Enfin, il y a la dimension urbaine des combats. Si Taïwan est bien plus peuplé que ne l’était la Suisse de 1940, il est bon de noter que ce sont deux territoires relativement denses, si l’on considère uniquement le territoire «habitable» (environ 50% du territoire helvétique est inhabitable: lacs, glaciers, montagnes, etc.). De manière très prosaïque, il est bien plus facile pour un envahisseur de progresser sur de grandes plaines comme en Ukraine que dans des zones urbanisées, car la formation de poches de résistance y est bien plus aisée. Taïwan, comme la Suisse, compte donc sur son aménagement du territoire pour rendre la progression de troupes ennemies la plus lente et coûteuse en hommes et en matériel possible, d’autant plus si ledit envahisseur souhaite limiter les dégâts, sachant qu’il devra tout reconstruire par la suite en cas de réussite de l’opération d’invasion.

Pour conclure, il est évident que la situation de Taïwan en cas d’invasion se rapproche beaucoup plus de la Suisse de 1940 que de l’Ukraine actuelle, que ce soit pour des raisons topographiques, stratégiques ou d’urbanisme. L’Ukraine, de par son territoire peu dense, très plat et facile d’accès, rend très difficile la mise en place des concepts de défense développés par la Suisse et qui lui ont permis en partie d’avorter une tentative d’invasion allemande à l’époque. Taïwan mise donc sur sa technologie et ses alliances d’un côté mais surtout sur son peuple, sa préparation et son territoire de l’autre afin de dissuader la Chine de commettre l’irréparable. Sans prendre parti dans ce conflit, il faut espérer que la «poudrière asiatique» n’explose jamais, car cela entraînerait, pour le monde entier, des répercussions économiques, sanitaires et humanitaires de nature sismique, bien plus néfastes et significatives que celles provoquées par l’opération russe en Ukraine. Pourquoi?

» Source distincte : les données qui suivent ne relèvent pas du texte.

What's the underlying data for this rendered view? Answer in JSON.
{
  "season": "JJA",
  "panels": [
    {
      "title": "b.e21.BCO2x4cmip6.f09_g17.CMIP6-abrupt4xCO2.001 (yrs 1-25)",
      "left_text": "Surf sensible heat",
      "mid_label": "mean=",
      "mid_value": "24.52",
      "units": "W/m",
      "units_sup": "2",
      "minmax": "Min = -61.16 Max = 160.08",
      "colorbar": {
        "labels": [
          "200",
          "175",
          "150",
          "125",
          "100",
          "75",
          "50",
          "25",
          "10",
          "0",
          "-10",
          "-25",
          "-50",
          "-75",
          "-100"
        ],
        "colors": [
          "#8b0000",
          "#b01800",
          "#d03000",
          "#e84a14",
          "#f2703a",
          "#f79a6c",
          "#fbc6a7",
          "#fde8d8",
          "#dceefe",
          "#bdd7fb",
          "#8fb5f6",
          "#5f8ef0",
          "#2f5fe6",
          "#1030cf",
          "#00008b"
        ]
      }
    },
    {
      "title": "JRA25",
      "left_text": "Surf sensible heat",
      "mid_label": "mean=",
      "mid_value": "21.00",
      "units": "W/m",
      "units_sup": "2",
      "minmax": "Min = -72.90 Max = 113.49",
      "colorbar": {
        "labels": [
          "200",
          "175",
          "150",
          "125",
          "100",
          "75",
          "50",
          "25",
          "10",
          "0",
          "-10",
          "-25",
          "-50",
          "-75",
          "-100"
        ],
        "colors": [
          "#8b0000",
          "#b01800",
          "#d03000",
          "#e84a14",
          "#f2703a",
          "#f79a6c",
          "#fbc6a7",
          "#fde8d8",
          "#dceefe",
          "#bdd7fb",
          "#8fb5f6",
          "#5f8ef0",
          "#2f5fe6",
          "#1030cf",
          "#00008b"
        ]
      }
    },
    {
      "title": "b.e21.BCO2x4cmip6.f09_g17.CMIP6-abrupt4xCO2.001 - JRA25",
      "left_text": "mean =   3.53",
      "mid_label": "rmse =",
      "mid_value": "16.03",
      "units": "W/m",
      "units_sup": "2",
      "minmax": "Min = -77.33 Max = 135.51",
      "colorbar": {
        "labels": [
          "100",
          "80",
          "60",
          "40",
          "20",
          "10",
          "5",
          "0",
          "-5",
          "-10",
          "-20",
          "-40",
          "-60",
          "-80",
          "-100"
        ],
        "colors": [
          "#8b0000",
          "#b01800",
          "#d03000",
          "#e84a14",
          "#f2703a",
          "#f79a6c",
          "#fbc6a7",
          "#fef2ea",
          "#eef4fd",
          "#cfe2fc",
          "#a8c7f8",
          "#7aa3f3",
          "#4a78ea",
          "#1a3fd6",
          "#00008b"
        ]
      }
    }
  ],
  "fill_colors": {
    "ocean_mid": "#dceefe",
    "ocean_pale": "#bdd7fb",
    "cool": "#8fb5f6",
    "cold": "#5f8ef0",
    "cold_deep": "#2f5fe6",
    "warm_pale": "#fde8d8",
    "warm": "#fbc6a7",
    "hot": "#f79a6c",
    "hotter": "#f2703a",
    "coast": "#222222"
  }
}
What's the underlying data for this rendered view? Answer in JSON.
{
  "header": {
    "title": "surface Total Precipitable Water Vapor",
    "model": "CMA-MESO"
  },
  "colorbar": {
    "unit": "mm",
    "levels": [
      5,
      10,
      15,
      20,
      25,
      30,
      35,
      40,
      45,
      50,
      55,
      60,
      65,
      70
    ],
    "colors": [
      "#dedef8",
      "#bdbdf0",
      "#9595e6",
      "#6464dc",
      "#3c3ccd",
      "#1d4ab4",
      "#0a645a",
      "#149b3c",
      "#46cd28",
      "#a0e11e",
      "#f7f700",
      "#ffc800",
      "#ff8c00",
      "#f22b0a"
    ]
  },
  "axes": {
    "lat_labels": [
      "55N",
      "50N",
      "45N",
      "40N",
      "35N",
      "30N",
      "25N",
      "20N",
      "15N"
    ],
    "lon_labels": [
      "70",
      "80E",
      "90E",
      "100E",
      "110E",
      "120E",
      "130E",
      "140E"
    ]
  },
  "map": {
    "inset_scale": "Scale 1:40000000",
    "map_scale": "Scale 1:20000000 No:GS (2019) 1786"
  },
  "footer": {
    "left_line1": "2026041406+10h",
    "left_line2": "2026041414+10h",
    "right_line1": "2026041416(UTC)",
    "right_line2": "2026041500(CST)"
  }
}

D’abord, la Chine est, de loin, le plus grand transformateur de matières premières au monde et le premier exportateur de produits manufacturés, dont certains sont de première nécessité dans notre société (médicaments, alimentation, smartphones, ordinateurs, etc.). Imposer des sanctions à une telle puissance économique serait comme se tirer une balle dans chaque pied en termes de pouvoir d’achat ainsi que de circulation des marchandises à l’échelle mondiale. Ensuite, une opération militaire menée par la Chine à Taïwan causerait une perturbation majeure sur le marché des semi-conducteurs, élément souvent mésestimé mais pourtant crucial de l’économie actuelle. Or il se trouve que le premier producteur au monde de semi-conducteurs, c’est justement Taïwan, dont l’économie est spécialisée dans ce secteur. On y trouve les usines les plus avancées du monde dans la gravure au laser de ces circuits utilisés dans la plupart des appareils électroniques. Un embargo de la Chine sur Taïwan ou pire, des bombardements aériens massifs sur l’île créeraient immédiatement un choc économique qui peut, potentiellement, être le plus violent du siècle. Affaire à suivre donc…


1Lire à ce sujet l’excellent ouvrage d’Edouard Falletti, «L’encerclement de la Suisse» aux éditions Cabédita / collection Archives vivantes 2010.